His books include All Deliberate Speed: Reflections on the First Half-Century of Brown v. Board of Education (W.W. Norton & Company, 2004) and From Lynch Mobs to the Killing State: Race and the Death Penalty in America (coedited with Austin Sarat; New York University Press, 2006).

Bell received his law degree from Pitt's School of Law in 1957, after having earned his undergraduate degree at Duquesne University in 1952. Former litigator with the NAACP Legal Defense Fund from 1960 to 1965, Bell is said to have worked in every aspect of civil rights. Appointed to the Harvard University Law School faculty in 1969, Bell left Harvard in 1981 to serve as dean at the University of Oregon School of Law. He returned to Harvard in 1986, but left again in 1992 to pursue his current position as a visiting (full time) professor of law at the New York University School of Law.

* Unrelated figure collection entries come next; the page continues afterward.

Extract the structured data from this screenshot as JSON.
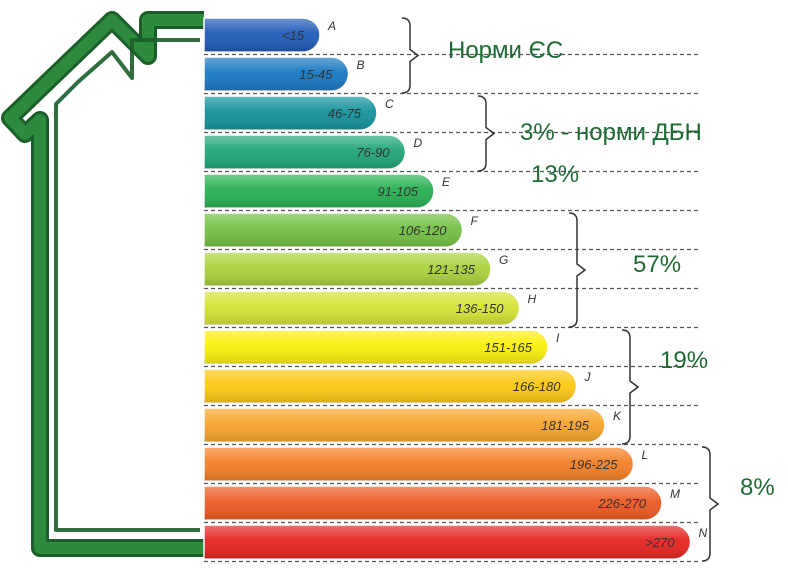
{
  "classes": [
    {
      "range": "<15",
      "letter": "A",
      "color": "#1f5ab8"
    },
    {
      "range": "15-45",
      "letter": "B",
      "color": "#1878c2"
    },
    {
      "range": "46-75",
      "letter": "C",
      "color": "#12939c"
    },
    {
      "range": "76-90",
      "letter": "D",
      "color": "#1fa678"
    },
    {
      "range": "91-105",
      "letter": "E",
      "color": "#27b053"
    },
    {
      "range": "106-120",
      "letter": "F",
      "color": "#72c043"
    },
    {
      "range": "121-135",
      "letter": "G",
      "color": "#a8d23c"
    },
    {
      "range": "136-150",
      "letter": "H",
      "color": "#d6e234"
    },
    {
      "range": "151-165",
      "letter": "I",
      "color": "#fbf00a"
    },
    {
      "range": "166-180",
      "letter": "J",
      "color": "#fcc812"
    },
    {
      "range": "181-195",
      "letter": "K",
      "color": "#f8a42a"
    },
    {
      "range": "196-225",
      "letter": "L",
      "color": "#f47f24"
    },
    {
      "range": "226-270",
      "letter": "M",
      "color": "#ee5a22"
    },
    {
      "range": ">270",
      "letter": "N",
      "color": "#e52420"
    }
  ],
  "groups": [
    {
      "label": "Норми ЄС",
      "from": 0,
      "to": 1
    },
    {
      "label": "3% - норми ДБН",
      "from": 2,
      "to": 3
    },
    {
      "label": "13%",
      "from": 4,
      "to": 4
    },
    {
      "label": "57%",
      "from": 5,
      "to": 7
    },
    {
      "label": "19%",
      "from": 8,
      "to": 10
    },
    {
      "label": "8%",
      "from": 11,
      "to": 13
    }
  ],
  "colors": {
    "house_outline": "#2e8b3e",
    "label_text": "#1e6b35",
    "separator": "#555555"
  },
  "icons": {
    "house": "house-outline-icon"
  }
}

An accomplished writer, Bell is the author of several books, including And We Are Not Saved: The Exclusive Quest for Racial Justice (Harper San Francisco, 1987), Constitutional Conflicts (Anderson Publishing Company, 1997), and his most recent, The Derrick Bell Reader (New York University Press, 2005), edited by Pitt law professors Richard Delgado and Jean Stefancic.

The free public conversation will be followed by a book signing at which copies of All Deliberate Speed: Reflections on the First Half-Century of Brown v. Board of Education, From Lynch Mobs to the Killing State: Race and the Death Penalty in America, and The Derrick Bell Reader will be available for purchase and signing.